ITEM 2.01 | Completion of Acquisition or Disposition of Assets. |
As previously disclosed, on October 20, 2021, Perrigo Company plc (the “Company”) and Habsont Unlimited Company, a wholly owned subsidiary of the Company (the “Purchaser”), entered into a Securities Sale Agreement (the “Purchase Agreement”) with funds affiliated with Astorg Partners and the private equity arm of Goldman Sachs and certain other parties thereto (collectively, the “Sellers”).
On April 29, 2022, pursuant to the terms of the Purchase Agreement, the Purchaser completed the acquisition of certain holding companies holding all of the outstanding equity interests of Héra SAS (“HRA”) from the Sellers for cash (the “Transaction”). The Transaction values HRA at approximately €1.8 billion, or approximately $1.9 billion based on current exchange rates, on an enterprise value basis and using a lockbox mechanism set forth in the Purchase Agreement.
The foregoing description of the Transaction does not purport to be complete and is qualified in its entirety by reference to the full text of the Purchase Agreement. A copy of the Purchase Agreement was filed as Exhibit 2.1 to the Company’s Current Report on Form 8-K filed with the Securities and Exchange Commission on October 21, 2021, and the terms of the Purchase Agreement are incorporated herein by reference.
ITEM 7.01 | Regulation FD Disclosure. |
On May 2, 2022, the Company issued a press release regarding the completion of the Transaction. The press release is attached hereto as Exhibit 99.1 and is incorporated herein by reference.
The information in this Item 7.01, including Exhibit 99.1 attached hereto, shall not be deemed “filed” for purposes of Section 18 of the Securities Exchange Act of 1934, nor shall it be deemed incorporated by reference in any Company filing under the Securities Act of 1933 or the Securities Exchange Act of 1934, except as shall be expressly set forth by specific reference in such filing.
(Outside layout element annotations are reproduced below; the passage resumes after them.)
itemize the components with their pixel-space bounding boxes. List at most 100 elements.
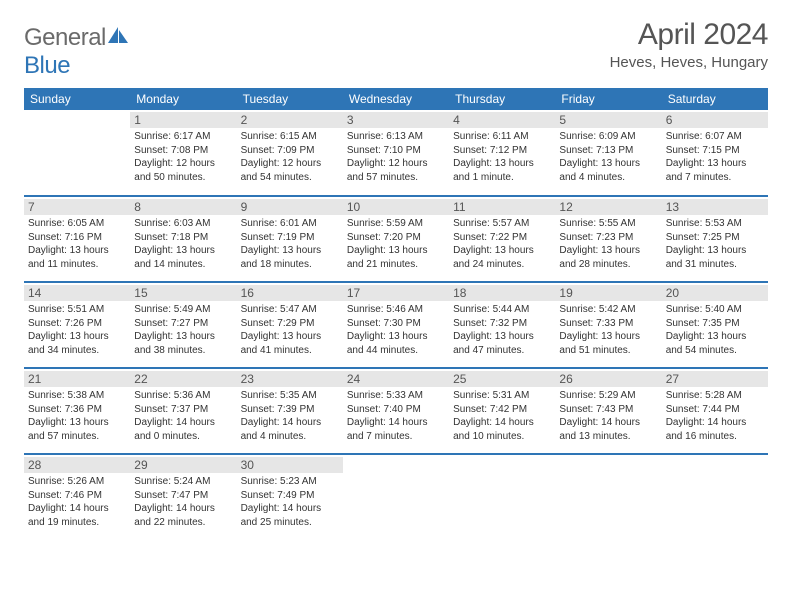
calendar-day-cell: 1 Sunrise: 6:17 AMSunset: 7:08 PMDaylight… <box>130 110 236 196</box>
calendar-day-cell: 13 Sunrise: 5:53 AMSunset: 7:25 PMDayligh… <box>662 196 768 282</box>
title-block: April 2024 Heves, Heves, Hungary <box>610 18 768 71</box>
day-info: Sunrise: 5:51 AMSunset: 7:26 PMDaylight:… <box>28 303 126 357</box>
weekday-header: Tuesday <box>237 88 343 110</box>
day-info: Sunrise: 6:03 AMSunset: 7:18 PMDaylight:… <box>134 217 232 271</box>
calendar-day-cell: 19Sunrise: 5:42 AMSunset: 7:33 PMDayligh… <box>555 282 661 368</box>
day-number: 29 <box>130 457 236 473</box>
day-number: 8 <box>130 199 236 215</box>
day-number: 9 <box>237 199 343 215</box>
brand-part1: General <box>24 24 106 51</box>
calendar-day-cell: 27Sunrise: 5:28 AMSunset: 7:44 PMDayligh… <box>662 368 768 454</box>
day-number: 5 <box>555 112 661 128</box>
day-info: Sunrise: 5:44 AMSunset: 7:32 PMDaylight:… <box>453 303 551 357</box>
day-info: Sunrise: 6:01 AMSunset: 7:19 PMDaylight:… <box>241 217 339 271</box>
calendar-day-cell: 26 Sunrise: 5:29 AMSunset: 7:43 PMDayligh… <box>555 368 661 454</box>
day-number: 2 <box>237 112 343 128</box>
brand-logo: GeneralBlue <box>24 24 130 80</box>
day-info: Sunrise: 5:59 AMSunset: 7:20 PMDaylight:… <box>347 217 445 271</box>
header: GeneralBlue April 2024 Heves, Heves, Hun… <box>24 18 768 80</box>
calendar-day-cell <box>24 110 130 196</box>
day-info: Sunrise: 6:13 AMSunset: 7:10 PMDaylight:… <box>347 130 445 184</box>
calendar-day-cell: 7 Sunrise: 6:05 AMSunset: 7:16 PMDaylight… <box>24 196 130 282</box>
calendar-body: 1 Sunrise: 6:17 AMSunset: 7:08 PMDaylight… <box>24 110 768 540</box>
day-number: 3 <box>343 112 449 128</box>
day-info: Sunrise: 5:36 AMSunset: 7:37 PMDaylight:… <box>134 389 232 443</box>
day-info: Sunrise: 5:35 AMSunset: 7:39 PMDaylight:… <box>241 389 339 443</box>
calendar-day-cell: 18 Sunrise: 5:44 AMSunset: 7:32 PMDayligh… <box>449 282 555 368</box>
day-number: 30 <box>237 457 343 473</box>
calendar-week-row: 7 Sunrise: 6:05 AMSunset: 7:16 PMDaylight… <box>24 196 768 282</box>
day-number: 24 <box>343 371 449 387</box>
day-number: 27 <box>662 371 768 387</box>
day-info: Sunrise: 5:53 AMSunset: 7:25 PMDaylight:… <box>666 217 764 271</box>
calendar-week-row: 21 Sunrise: 5:38 AMSunset: 7:36 PMDayligh… <box>24 368 768 454</box>
day-info: Sunrise: 6:17 AMSunset: 7:08 PMDaylight:… <box>134 130 232 184</box>
calendar-day-cell: 15 Sunrise: 5:49 AMSunset: 7:27 PMDayligh… <box>130 282 236 368</box>
day-info: Sunrise: 6:05 AMSunset: 7:16 PMDaylight:… <box>28 217 126 271</box>
day-number: 20 <box>662 285 768 301</box>
day-number: 22 <box>130 371 236 387</box>
calendar-day-cell: 2 Sunrise: 6:15 AMSunset: 7:09 PMDaylight… <box>237 110 343 196</box>
day-info: Sunrise: 5:29 AMSunset: 7:43 PMDaylight:… <box>559 389 657 443</box>
day-info: Sunrise: 5:38 AMSunset: 7:36 PMDaylight:… <box>28 389 126 443</box>
calendar-day-cell: 4 Sunrise: 6:11 AMSunset: 7:12 PMDaylight… <box>449 110 555 196</box>
day-number: 14 <box>24 285 130 301</box>
calendar-table: SundayMondayTuesdayWednesdayThursdayFrid… <box>24 88 768 540</box>
calendar-day-cell: 10Sunrise: 5:59 AMSunset: 7:20 PMDayligh… <box>343 196 449 282</box>
day-number: 7 <box>24 199 130 215</box>
sail-icon <box>108 24 130 51</box>
day-number: 19 <box>555 285 661 301</box>
weekday-header: Thursday <box>449 88 555 110</box>
day-info: Sunrise: 5:57 AMSunset: 7:22 PMDaylight:… <box>453 217 551 271</box>
calendar-day-cell: 30 Sunrise: 5:23 AMSunset: 7:49 PMDayligh… <box>237 454 343 540</box>
calendar-day-cell: 5 Sunrise: 6:09 AMSunset: 7:13 PMDaylight… <box>555 110 661 196</box>
calendar-day-cell: 28Sunrise: 5:26 AMSunset: 7:46 PMDayligh… <box>24 454 130 540</box>
brand-text: GeneralBlue <box>24 24 130 80</box>
day-number: 1 <box>130 112 236 128</box>
calendar-day-cell <box>449 454 555 540</box>
day-info: Sunrise: 5:33 AMSunset: 7:40 PMDaylight:… <box>347 389 445 443</box>
calendar-week-row: 28Sunrise: 5:26 AMSunset: 7:46 PMDayligh… <box>24 454 768 540</box>
day-number: 4 <box>449 112 555 128</box>
day-info: Sunrise: 5:23 AMSunset: 7:49 PMDaylight:… <box>241 475 339 529</box>
day-number: 6 <box>662 112 768 128</box>
calendar-day-cell: 9 Sunrise: 6:01 AMSunset: 7:19 PMDaylight… <box>237 196 343 282</box>
calendar-day-cell: 24 Sunrise: 5:33 AMSunset: 7:40 PMDayligh… <box>343 368 449 454</box>
day-info: Sunrise: 5:49 AMSunset: 7:27 PMDaylight:… <box>134 303 232 357</box>
weekday-header-row: SundayMondayTuesdayWednesdayThursdayFrid… <box>24 88 768 110</box>
day-number: 15 <box>130 285 236 301</box>
day-info: Sunrise: 6:09 AMSunset: 7:13 PMDaylight:… <box>559 130 657 184</box>
day-number: 16 <box>237 285 343 301</box>
day-info: Sunrise: 5:31 AMSunset: 7:42 PMDaylight:… <box>453 389 551 443</box>
calendar-day-cell: 6 Sunrise: 6:07 AMSunset: 7:15 PMDaylight… <box>662 110 768 196</box>
day-info: Sunrise: 5:55 AMSunset: 7:23 PMDaylight:… <box>559 217 657 271</box>
day-info: Sunrise: 6:07 AMSunset: 7:15 PMDaylight:… <box>666 130 764 184</box>
day-info: Sunrise: 5:26 AMSunset: 7:46 PMDaylight:… <box>28 475 126 529</box>
day-number: 18 <box>449 285 555 301</box>
day-number: 26 <box>555 371 661 387</box>
calendar-day-cell: 20 Sunrise: 5:40 AMSunset: 7:35 PMDayligh… <box>662 282 768 368</box>
calendar-day-cell: 23Sunrise: 5:35 AMSunset: 7:39 PMDayligh… <box>237 368 343 454</box>
weekday-header: Saturday <box>662 88 768 110</box>
day-info: Sunrise: 5:46 AMSunset: 7:30 PMDaylight:… <box>347 303 445 357</box>
calendar-day-cell: 16Sunrise: 5:47 AMSunset: 7:29 PMDayligh… <box>237 282 343 368</box>
calendar-day-cell: 12 Sunrise: 5:55 AMSunset: 7:23 PMDayligh… <box>555 196 661 282</box>
calendar-week-row: 14 Sunrise: 5:51 AMSunset: 7:26 PMDayligh… <box>24 282 768 368</box>
day-number: 21 <box>24 371 130 387</box>
day-info: Sunrise: 6:11 AMSunset: 7:12 PMDaylight:… <box>453 130 551 184</box>
day-number: 13 <box>662 199 768 215</box>
calendar-day-cell: 25Sunrise: 5:31 AMSunset: 7:42 PMDayligh… <box>449 368 555 454</box>
weekday-header: Sunday <box>24 88 130 110</box>
calendar-week-row: 1 Sunrise: 6:17 AMSunset: 7:08 PMDaylight… <box>24 110 768 196</box>
day-info: Sunrise: 6:15 AMSunset: 7:09 PMDaylight:… <box>241 130 339 184</box>
calendar-day-cell: 22 Sunrise: 5:36 AMSunset: 7:37 PMDayligh… <box>130 368 236 454</box>
day-number: 12 <box>555 199 661 215</box>
calendar-day-cell: 21 Sunrise: 5:38 AMSunset: 7:36 PMDayligh… <box>24 368 130 454</box>
weekday-header: Monday <box>130 88 236 110</box>
calendar-day-cell <box>555 454 661 540</box>
calendar-day-cell <box>343 454 449 540</box>
calendar-day-cell: 29Sunrise: 5:24 AMSunset: 7:47 PMDayligh… <box>130 454 236 540</box>
day-info: Sunrise: 5:40 AMSunset: 7:35 PMDaylight:… <box>666 303 764 357</box>
calendar-day-cell: 17Sunrise: 5:46 AMSunset: 7:30 PMDayligh… <box>343 282 449 368</box>
calendar-day-cell <box>662 454 768 540</box>
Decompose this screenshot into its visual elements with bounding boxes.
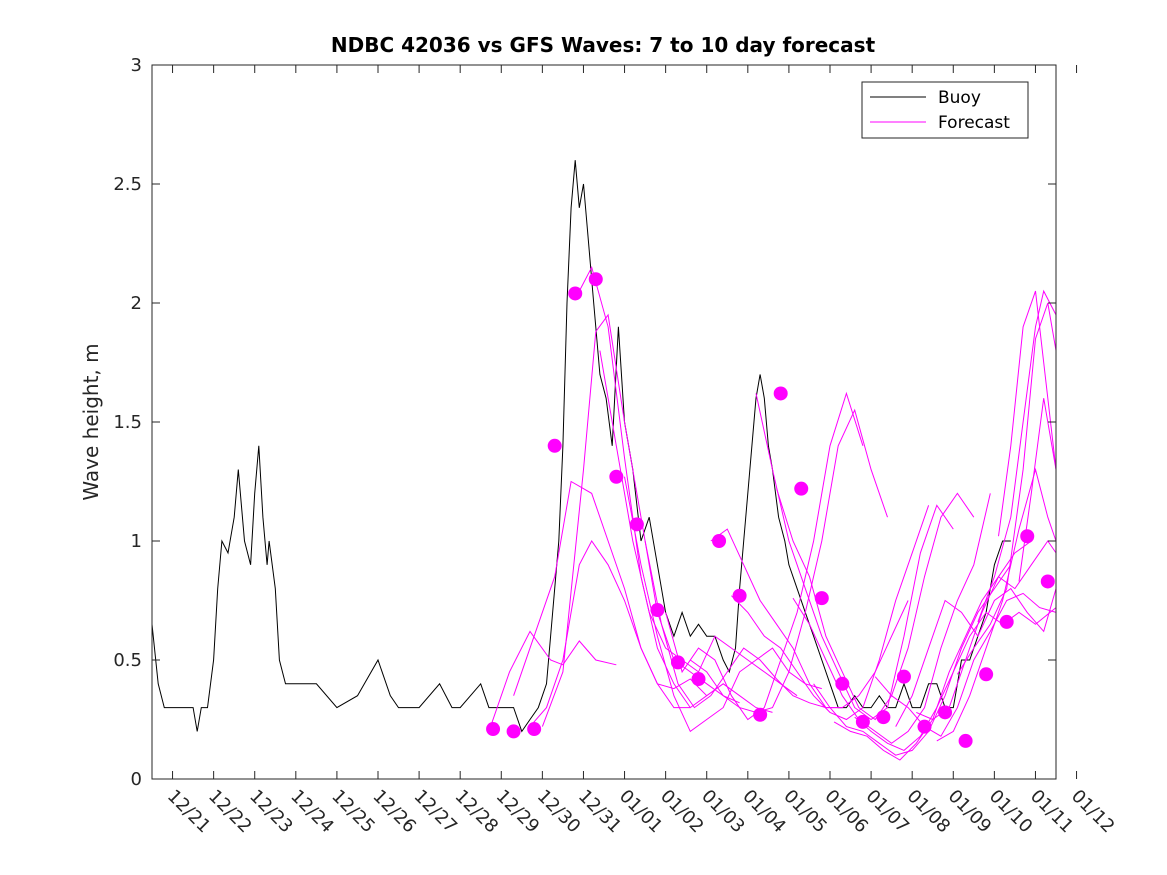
forecast-start-marker xyxy=(958,733,973,748)
forecast-start-marker xyxy=(588,272,603,287)
y-tick-label: 1.5 xyxy=(113,412,142,433)
forecast-start-marker xyxy=(855,714,870,729)
forecast-start-marker xyxy=(1020,529,1035,544)
legend-box xyxy=(861,81,1029,139)
forecast-start-marker xyxy=(979,667,994,682)
forecast-start-marker xyxy=(999,614,1014,629)
forecast-start-marker xyxy=(712,534,727,548)
forecast-start-marker xyxy=(814,591,829,606)
forecast-markers xyxy=(486,272,1055,748)
y-tick-label: 0 xyxy=(131,769,142,790)
forecast-start-marker xyxy=(876,710,891,725)
forecast-start-marker xyxy=(691,672,706,687)
forecast-line xyxy=(956,302,1057,675)
forecast-line xyxy=(665,391,864,721)
forecast-start-marker xyxy=(527,722,542,737)
y-axis: 0 0.5 1 1.5 2 2.5 3 xyxy=(113,55,1056,790)
chart-title: NDBC 42036 vs GFS Waves: 7 to 10 day for… xyxy=(331,33,876,57)
forecast-line xyxy=(488,630,617,732)
forecast-start-marker xyxy=(753,707,768,722)
legend-forecast-label: Forecast xyxy=(938,113,1010,133)
forecast-start-marker xyxy=(938,705,953,720)
forecast-line xyxy=(936,467,1057,742)
y-tick-label: 3 xyxy=(131,55,142,76)
plot-area xyxy=(152,65,1056,779)
forecast-line xyxy=(776,488,975,721)
forecast-series xyxy=(488,265,1057,761)
buoy-series xyxy=(151,160,1011,733)
y-tick-label: 2.5 xyxy=(113,174,142,195)
forecast-start-marker xyxy=(506,724,521,739)
forecast-line xyxy=(578,265,773,713)
forecast-start-marker xyxy=(670,655,685,670)
forecast-start-marker xyxy=(917,719,932,734)
forecast-line xyxy=(644,540,843,709)
forecast-start-marker xyxy=(547,438,562,453)
y-tick-label: 2 xyxy=(131,293,142,314)
forecast-line xyxy=(792,493,991,744)
y-tick-label: 0.5 xyxy=(113,650,142,671)
forecast-start-marker xyxy=(794,481,809,496)
forecast-line xyxy=(874,592,1057,737)
forecast-start-marker xyxy=(609,469,624,484)
forecast-line xyxy=(854,607,1057,751)
forecast-start-marker xyxy=(629,517,644,532)
forecast-line xyxy=(813,564,1012,756)
forecast-line xyxy=(755,393,954,721)
legend-buoy-label: Buoy xyxy=(938,88,981,108)
forecast-start-marker xyxy=(835,676,850,691)
forecast-start-marker xyxy=(650,603,665,618)
forecast-line xyxy=(541,313,740,727)
forecast-line xyxy=(977,289,1057,623)
forecast-line xyxy=(895,587,1057,727)
forecast-start-marker xyxy=(773,386,788,401)
forecast-line xyxy=(690,408,888,713)
forecast-start-marker xyxy=(896,669,911,684)
forecast-line xyxy=(599,350,798,697)
forecast-line xyxy=(998,290,1057,537)
forecast-start-marker xyxy=(1040,574,1055,589)
forecast-line xyxy=(513,480,691,709)
forecast-start-marker xyxy=(568,286,583,301)
forecast-start-marker xyxy=(486,722,501,737)
legend: Buoy Forecast xyxy=(861,81,1029,139)
forecast-line xyxy=(731,505,930,721)
buoy-line xyxy=(151,160,1011,733)
forecast-start-marker xyxy=(732,588,747,603)
y-tick-label: 1 xyxy=(131,531,142,552)
y-axis-label: Wave height, m xyxy=(79,343,103,500)
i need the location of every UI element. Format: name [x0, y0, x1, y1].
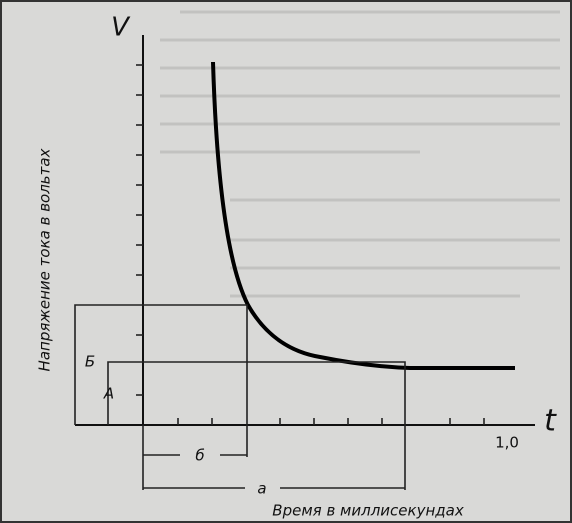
curve [211, 61, 515, 370]
upper-level-lines [74, 304, 248, 457]
lower-level-lines [107, 361, 406, 490]
x-tick-label: 1,0 [495, 434, 519, 452]
lower-level-marker: А [103, 385, 114, 403]
bleed-through-text [160, 10, 560, 298]
short-time-marker: б [195, 447, 204, 465]
x-label: Время в миллисекундах [272, 502, 464, 520]
long-time-marker: а [257, 480, 266, 498]
x-symbol: t [544, 404, 557, 439]
upper-level-marker: Б [85, 353, 95, 371]
x-ticks [177, 418, 485, 425]
y-symbol: V [111, 13, 131, 43]
y-ticks [136, 64, 143, 396]
y-label: Напряжение тока в вольтах [36, 148, 54, 371]
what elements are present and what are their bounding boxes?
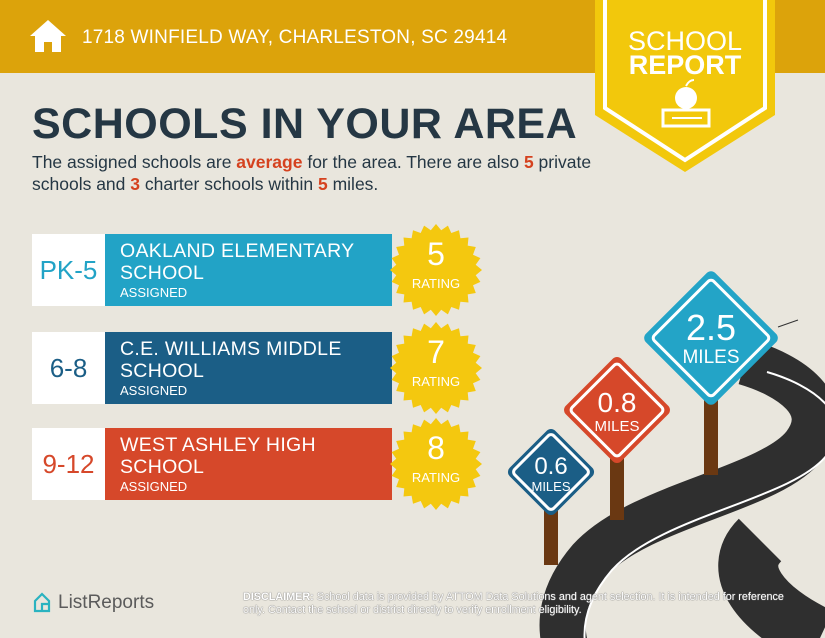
school-name: WEST ASHLEY HIGH SCHOOL (120, 434, 316, 478)
summary-text: The assigned schools are average for the… (32, 152, 592, 194)
home-icon (30, 20, 66, 52)
sign-unit: MILES (594, 418, 639, 435)
grade-range: 9-12 (32, 428, 105, 500)
school-row: 6-8 C.E. WILLIAMS MIDDLE SCHOOL ASSIGNED… (32, 322, 482, 414)
rating-value: 5 (427, 236, 445, 272)
property-address: 1718 WINFIELD WAY, CHARLESTON, SC 29414 (82, 27, 508, 48)
school-name: C.E. WILLIAMS MIDDLE SCHOOL (120, 338, 342, 382)
grade-range: 6-8 (32, 332, 105, 404)
page-title: SCHOOLS IN YOUR AREA (32, 100, 578, 148)
school-bar: C.E. WILLIAMS MIDDLE SCHOOL ASSIGNED (105, 332, 392, 404)
sign-value: 0.6 (534, 453, 567, 480)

ITEM 9.01 | Financial Statements and Exhibits. |
(a) Financial statements of businesses or funds acquired.
The financial statements required by Item 9.01(a) of Form 8-K will be filed by an amendment to this Current Report on Form 8-K no later than 71 calendar days after the date on which this Current Report on Form 8-K was required to be filed.
(b) Pro forma financial information.
The pro forma financial information required by Item 9.01(b) of Form 8-K will be filed by an amendment to this Current Report on Form 8-K no later than 71 calendar days after the date on which this Current Report on Form 8-K was required to be filed.